Une traversée musicale et historique dans le Nouveau Monde

PROJET

Alma América

Le projet « Alma-América » est inspiré des passerelles existant entre les sonorités des musiques traditionnelles et la musique du 16ème et 17eme siècle européen: affinités entre séquences harmoniques, basses obstinées,  instruments...

A la croisée des chemins méconnus du répertoire baroque latino-américain et de la tradition orale, ce projet est une traversée historique et musicale du Nouveau Monde.

L'Âme des Amériques

Dans le spectacle l’Ame des Amériques, deux chanteuses et un luthiste prêtent leur voix à un personnage allégorique et déroulent le fil de sa mémoire : son harmonie initiale au sein de la nature, la fascination mutuelle de la première rencontre avec l’Etranger, puis la vision de l'Or, monnaie du rêve du conquérant, qui mena à l’oppression et au débat sur l’humanité des Indiens.

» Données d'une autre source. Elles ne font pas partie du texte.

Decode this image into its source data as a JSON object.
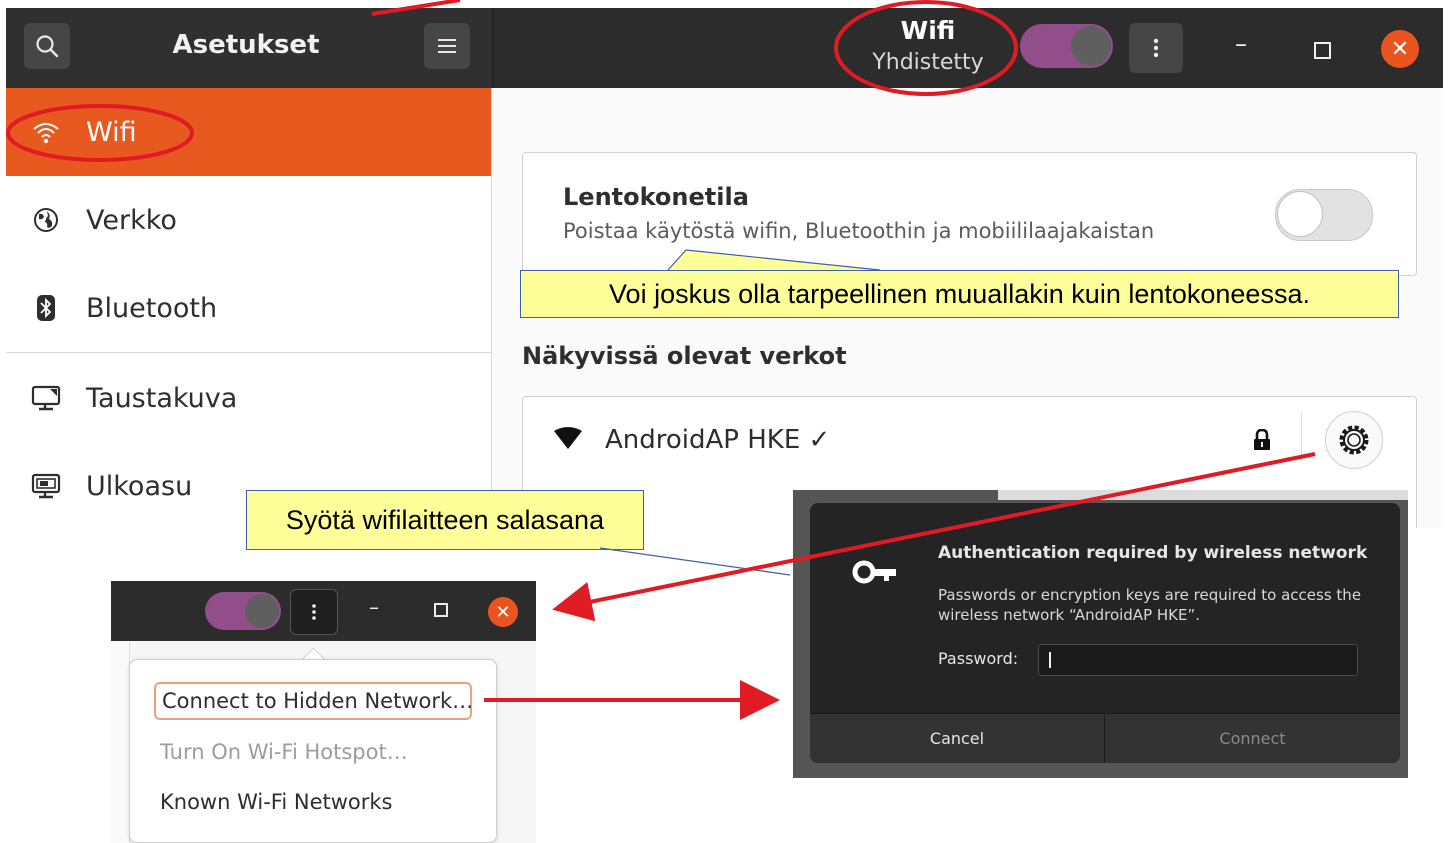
{
  "header": {
    "app_title": "Asetukset",
    "page_title": "Wifi",
    "page_status": "Yhdistetty",
    "wifi_enabled": true,
    "search_icon": "search-icon",
    "menu_icon": "hamburger-icon",
    "kebab_icon": "kebab-icon",
    "minimize_glyph": "–",
    "close_glyph": "✕"
  },
  "sidebar": {
    "items": [
      {
        "label": "Wifi",
        "icon": "wifi-icon",
        "selected": true
      },
      {
        "label": "Verkko",
        "icon": "globe-icon"
      },
      {
        "label": "Bluetooth",
        "icon": "bluetooth-icon"
      },
      {
        "label": "Taustakuva",
        "icon": "monitor-icon"
      },
      {
        "label": "Ulkoasu",
        "icon": "appearance-icon"
      }
    ]
  },
  "airplane": {
    "title": "Lentokonetila",
    "description": "Poistaa käytöstä wifin, Bluetoothin ja mobiililaajakaistan",
    "enabled": false
  },
  "networks": {
    "heading": "Näkyvissä olevat verkot",
    "items": [
      {
        "name": "AndroidAP HKE ✓",
        "connected": true,
        "secured": true
      }
    ]
  },
  "annotations": {
    "airplane_note": "Voi joskus olla tarpeellinen muuallakin kuin lentokoneessa.",
    "password_note": "Syötä wifilaitteen salasana"
  },
  "inset_menu": {
    "items": [
      {
        "label": "Connect to Hidden Network…",
        "highlighted": true
      },
      {
        "label": "Turn On Wi-Fi Hotspot…",
        "disabled": true
      },
      {
        "label": "Known Wi-Fi Networks"
      }
    ]
  },
  "auth_dialog": {
    "title": "Authentication required by wireless network",
    "description": "Passwords or encryption keys are required to access the wireless network “AndroidAP HKE”.",
    "password_label": "Password:",
    "password_value": "",
    "cancel_label": "Cancel",
    "connect_label": "Connect"
  },
  "colors": {
    "accent": "#e7591f",
    "toggle_on": "#924d8b",
    "annotation_red": "#e11b24",
    "callout_fill": "#ffff99"
  }
}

Un dernier chant, qu’hybrident les présences indienne, africaine et européenne, sera porteur d’espoir malgré l’histoire tragique d’un continent et de l’âme de ses peuples.

Irène Bourdat : Soprano
Maria-Fernanda Ruette: Mezzo-soprano, cuatro
Alex de Valera : Archiluth et guitare baroque

Spectacle conçu par Maria-Fernanda Ruette,
avec la collaboration d’Irène Bourdat

MUSIQUES SACREES dans le NOUVEAU MONDE

 

Ce concert présente des musiques sacrées (baroque et traditionnelle) des deux rives entremêlées de textes sacrés indiens (en quechua et nahualt) et de poésies hispano-américaines (Santa Teresa de Avila, San Juan de la Cruz, Ernesto Cardenal, Rubén Darío...)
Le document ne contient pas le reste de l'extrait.